Größe mißt sich nicht an Bomben

„Schon gut“, seufzen die Franzosen. „Wir wissen: das Atomwerk von Pierrelatte kostet drei Milliarden Mark nur für den Anfang, vier weitere, um in Schwung zu kommen, und wahrscheinlich noch mal so viel, um zu produzieren. Wenn uns der Atem ausgeht, werden die Deutschen ein wenig mitmachen. Auch jenseits des Rheins gibt es Atomfanatiker. Schon gut, schon gut. Wir sollen wiederum das Notwendigste dem Imperativ der Größe opfern. In Indochina ging es um die Größe. In Algerien auch. Jedes Mal hieß es: ‚Ihr müßt durchhalten. Es geht um unsere Existenz. Wer widerspricht, ist ein Antifranzose, kein echter Sohn unserer Nation.‘ Viele widersprachen zwar, aber wir meuterten nicht. Und die Größe ging trotzdem flöten. Wenigstens in Indochina, Madagaskar und Algerien, an denen sie scheinbar hing. Und jetzt hängt sie plötzlich an der Atombombe und unserer europäischen Mission. Erklärt uns doch mal, wie die Größe aussieht.“
„Aber erlaubt mal“, spricht der Chor der Patrioten (Die Stimme der OAS ist am lautesten vernehmbar). „Eure Frage beweist bereits, daß ihr dekadent seid und nur noch an bezahlten Urlaub und Kühlschränke denkt. Es ist höchste Zeit, daß wir euch zwingen, eure Mission neu zu entdecken. Die Größe, verehrte Herren, wird geboren aus dem Respekt vor den heiligen Prinzipien, als da sind: Patriotismus, Stolz, Opferbereitschaft, Gehorsam, moralische Integrität, Liebe zur Arbeit und zu den überlieferten Pflichten, Verehrung der Tradition und Bereitschaft, für diese ewigen Werte zu kämpfen und zu sterben.“
Und der Dialog geht weiter:
„Laßt uns doch mal I-Punkte machen“, sagen die ’Antifranzosen‘. „Dekadenz? Was bedeutet dieses Wort, das ihr uns unentwegt an den Kopf werft? Soviel wir wissen, ist sie die Karikatur der Vergangenheit. Die häßliche Fratze, die ein Volk zieht, wenn es sich unaufhaltsam selber kopieren und nach Prinzipien leben will, die ihren Sinn verloren haben. – Der Militarismus, der Kolonialismus, die Machtpolitik, die Herrschaft des Bürgertums und seine Tugenden, der Klassenkampf à la Marx, der Patriotismus Stil 1914. All das gehört einer Epoche an, die endgültig abgeschlossen ist. Es ist ein Zeichen von Dekadenz, verehrte Herren, wenn man in überlebten Normen denkt und lebt. I h r seid dekadent, nicht wir. Hinter eurer Arroganz versteckt sich Fantasielosigkeit, hinter eurem nationalen Stolz nur Routine. Ihr habt einmal Pferde gezüchtet und gute Geschäfte damit gemacht. Mittlerweile wurden Autos und Traktoren erfunden. Aber ihr wollt immer noch mit Hü und Hott regieren.“
In diese beiden Lager spaltet sich Frankreich heute. Mit Nuancierungen auf jeder Seite und einer großen uninteressierten Masse in der Mitte.

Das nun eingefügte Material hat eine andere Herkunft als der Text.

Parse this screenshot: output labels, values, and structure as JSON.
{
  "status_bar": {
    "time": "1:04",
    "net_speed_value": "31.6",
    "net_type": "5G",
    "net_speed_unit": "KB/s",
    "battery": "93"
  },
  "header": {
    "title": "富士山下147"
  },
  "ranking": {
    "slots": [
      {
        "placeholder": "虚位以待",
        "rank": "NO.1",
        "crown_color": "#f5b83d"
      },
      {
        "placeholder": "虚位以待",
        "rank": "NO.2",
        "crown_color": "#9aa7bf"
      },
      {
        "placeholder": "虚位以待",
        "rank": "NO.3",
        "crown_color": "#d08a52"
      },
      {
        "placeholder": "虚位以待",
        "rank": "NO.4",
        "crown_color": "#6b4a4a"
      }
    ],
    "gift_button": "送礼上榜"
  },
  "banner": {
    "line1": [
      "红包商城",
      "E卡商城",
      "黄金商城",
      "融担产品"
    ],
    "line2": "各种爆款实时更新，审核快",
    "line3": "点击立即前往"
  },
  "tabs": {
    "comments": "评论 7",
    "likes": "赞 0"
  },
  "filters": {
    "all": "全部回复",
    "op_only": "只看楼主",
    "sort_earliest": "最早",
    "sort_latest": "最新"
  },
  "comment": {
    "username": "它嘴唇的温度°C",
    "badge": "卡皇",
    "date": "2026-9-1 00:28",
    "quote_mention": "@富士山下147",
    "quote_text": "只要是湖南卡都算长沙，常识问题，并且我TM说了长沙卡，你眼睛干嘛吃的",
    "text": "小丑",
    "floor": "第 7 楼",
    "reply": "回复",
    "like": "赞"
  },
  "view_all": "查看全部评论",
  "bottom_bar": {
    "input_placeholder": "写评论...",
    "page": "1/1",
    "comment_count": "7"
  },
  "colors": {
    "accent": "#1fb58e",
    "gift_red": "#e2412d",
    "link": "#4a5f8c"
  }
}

Zwischen den Fronten steht auch General de Gaulle. Mehr oder weniger. Das heißt, er ist zwar bereit, vieles „neu zu denken“, jedoch nur mit Rücksicht auf die Größe. Sein Hauptziel – die atomare Bewaffnung und das Europa der Vaterländer – gehorchen machtpolitischen Überlegungen alten Stils.
Seine ganze Haltung wird in erster Linie vom Prestige bestimmt. Prestige für seine Person. Prestige für Frankreich. Koste es, was es wolle. Eine solche Politik verschlingt Unsummen. Die prunkvollen Empfänge fremder Staatsoberhäupter kosten jedes Mal den Preis von vielen neuen Schulen. Für die Verschwörung von Paris (Putz der Häuserfronten) könnten ganze Siedlung gebaut werden. Um nur das zu nennen.

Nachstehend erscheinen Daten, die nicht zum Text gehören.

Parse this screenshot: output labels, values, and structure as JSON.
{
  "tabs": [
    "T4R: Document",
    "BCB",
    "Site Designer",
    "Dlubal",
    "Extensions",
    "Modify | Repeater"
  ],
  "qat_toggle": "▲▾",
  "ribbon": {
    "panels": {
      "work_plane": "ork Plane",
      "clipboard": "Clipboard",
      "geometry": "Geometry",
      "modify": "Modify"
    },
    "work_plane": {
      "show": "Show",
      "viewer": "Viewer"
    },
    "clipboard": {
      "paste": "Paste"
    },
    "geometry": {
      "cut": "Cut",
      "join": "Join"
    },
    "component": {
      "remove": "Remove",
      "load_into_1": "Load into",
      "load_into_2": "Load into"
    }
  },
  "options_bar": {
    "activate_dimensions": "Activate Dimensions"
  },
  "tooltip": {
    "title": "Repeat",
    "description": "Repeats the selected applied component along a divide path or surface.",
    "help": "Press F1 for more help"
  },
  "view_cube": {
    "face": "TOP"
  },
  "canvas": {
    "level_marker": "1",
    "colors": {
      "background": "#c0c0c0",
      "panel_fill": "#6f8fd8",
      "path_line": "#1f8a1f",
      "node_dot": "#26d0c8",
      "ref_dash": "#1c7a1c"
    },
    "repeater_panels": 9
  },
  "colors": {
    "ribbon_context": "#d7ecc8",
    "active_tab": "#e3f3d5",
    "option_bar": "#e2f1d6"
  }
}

De Gaulle wird deshalb von vielen als Hindernis für eine gesunde Entwicklung angesehen und bekämpft. Denn heute wird entschieden, wie Frankreich morgen aussieht. Die Zukunft des Landes und das Leben eines jeden hängen davon ab, wie die Energien Frankreichs in den nächsten Jahren eingesetzt werden, wo das Geld der Steuerzahler hingeht und was aus Europa wird.
Natürlich liebt das Volk die großen Schauspiele. Es umjubelt Kraftmeier und Stars. „Geben wir ihnen Brot und Spiele“, sagten schon die alten Römer.

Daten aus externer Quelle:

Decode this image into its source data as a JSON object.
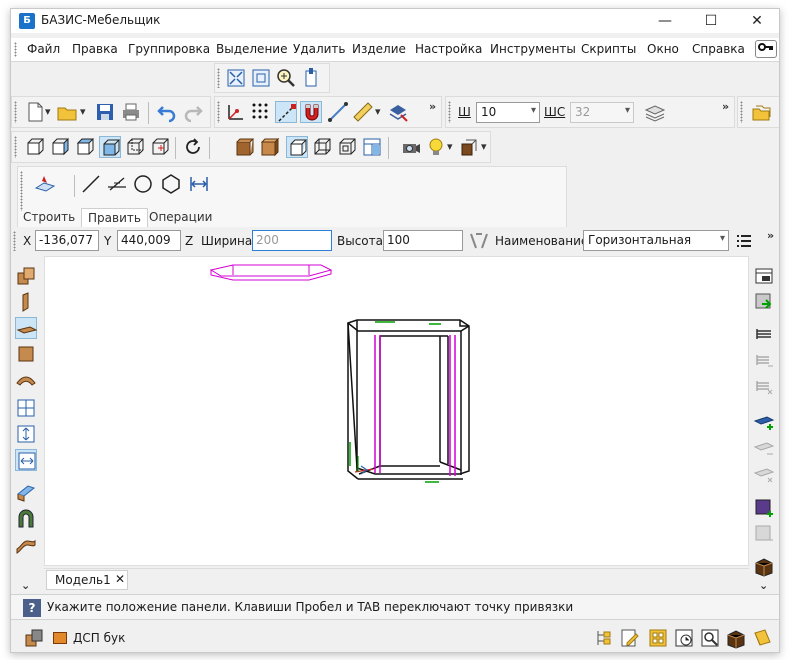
{
  "window": {
    "title": "БАЗИС-Мебельщик",
    "app_icon_text": "Б",
    "minimize": "—",
    "maximize": "☐",
    "close": "✕"
  },
  "menu": {
    "items": [
      "Файл",
      "Правка",
      "Группировка",
      "Выделение",
      "Удалить",
      "Изделие",
      "Настройка",
      "Инструменты",
      "Скрипты",
      "Окно",
      "Справка"
    ],
    "key_icon": "key-icon"
  },
  "toolbar": {
    "w_label": "Ш",
    "w_value": "10",
    "ws_label": "ШС",
    "ws_value": "32",
    "more": "»"
  },
  "tabs": {
    "items": [
      "Строить",
      "Править",
      "Операции"
    ],
    "selected": "Править"
  },
  "coords": {
    "x_label": "X",
    "x_value": "-136,077",
    "y_label": "Y",
    "y_value": "440,009",
    "z_label": "Z",
    "width_label": "Ширина",
    "width_value": "200",
    "height_label": "Высота",
    "height_value": "100",
    "name_label": "Наименование",
    "name_value": "Горизонтальная"
  },
  "model_tab": {
    "label": "Модель1",
    "close": "✕"
  },
  "status": {
    "help": "?",
    "text": "Укажите положение панели. Клавиши Пробел и TAB переключают точку привязки"
  },
  "bottom": {
    "material": "ДСП бук"
  },
  "chevrons": {
    "down": "⌄"
  },
  "colors": {
    "accent": "#1a73c9",
    "active_bg": "#cde6f7",
    "magenta": "#d400d4",
    "green": "#00a000",
    "wood": "#a0652e"
  }
}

– „Auch das gehört zum alten Stil“, sagen die neuen Männer. „Wir vergehen uns an der Würde eines Volkes, wenn wir es verdummen. Es muß wissen, daß es um s e i n Geld geht und um s e i n e Zukunft. Wir müssen es informieren. Ständig. Es muß teilnehmen an allen Entscheidungen. Die Regierenden behaupten immer: Alles geht gut. Macht euch keine Sorgen. Amüsiert euch nur. Wir sind ja da…
– Je mehr die Schwierigkeiten vertuscht werden, umso nötiger wird ein regelrechter Kreuzzug gegen die Verdummung. Die Größe einer Zivilisation mißt sich heute nicht mehr an Bomben, Kolonien, falschen Helden und roten Teppichen. Sie mißt sich an der Aufrichtigkeit der Information, an den Kenntnissen und der Beteiligung eines jeden. Das ist unserer Auffassung von Größe“, sagen sie. „Nur ein wissendes Volk ist groß und demokratisch.“

Die Vergangenheit gehört ins Familienalbum

Auf den ersten Blick sieht es so aus, als würden sich – wie immer und überall – die „rechten“ und die „linken“ Tendenzen gegenüberstehen. Das ist nur bedingt richtig. Aus allen Kreisen und Klassen sind Männer hervorgegangen, die nicht mehr in das herkömmliche Schema passen. Katholische Priester kämpfen zusammen mit Arbeitern und führen Bauernrevolten. Industrielle fordern Verstaatlichung. Großgrundbesitzer wollen kollektiveren. Lehrer wollen neue Tugenden. Professoren neue Bücher. In jeder Schicht wird man sich bewußt, daß die traditionellen Strukturen unfähig sind, die Zukunft zu tragen.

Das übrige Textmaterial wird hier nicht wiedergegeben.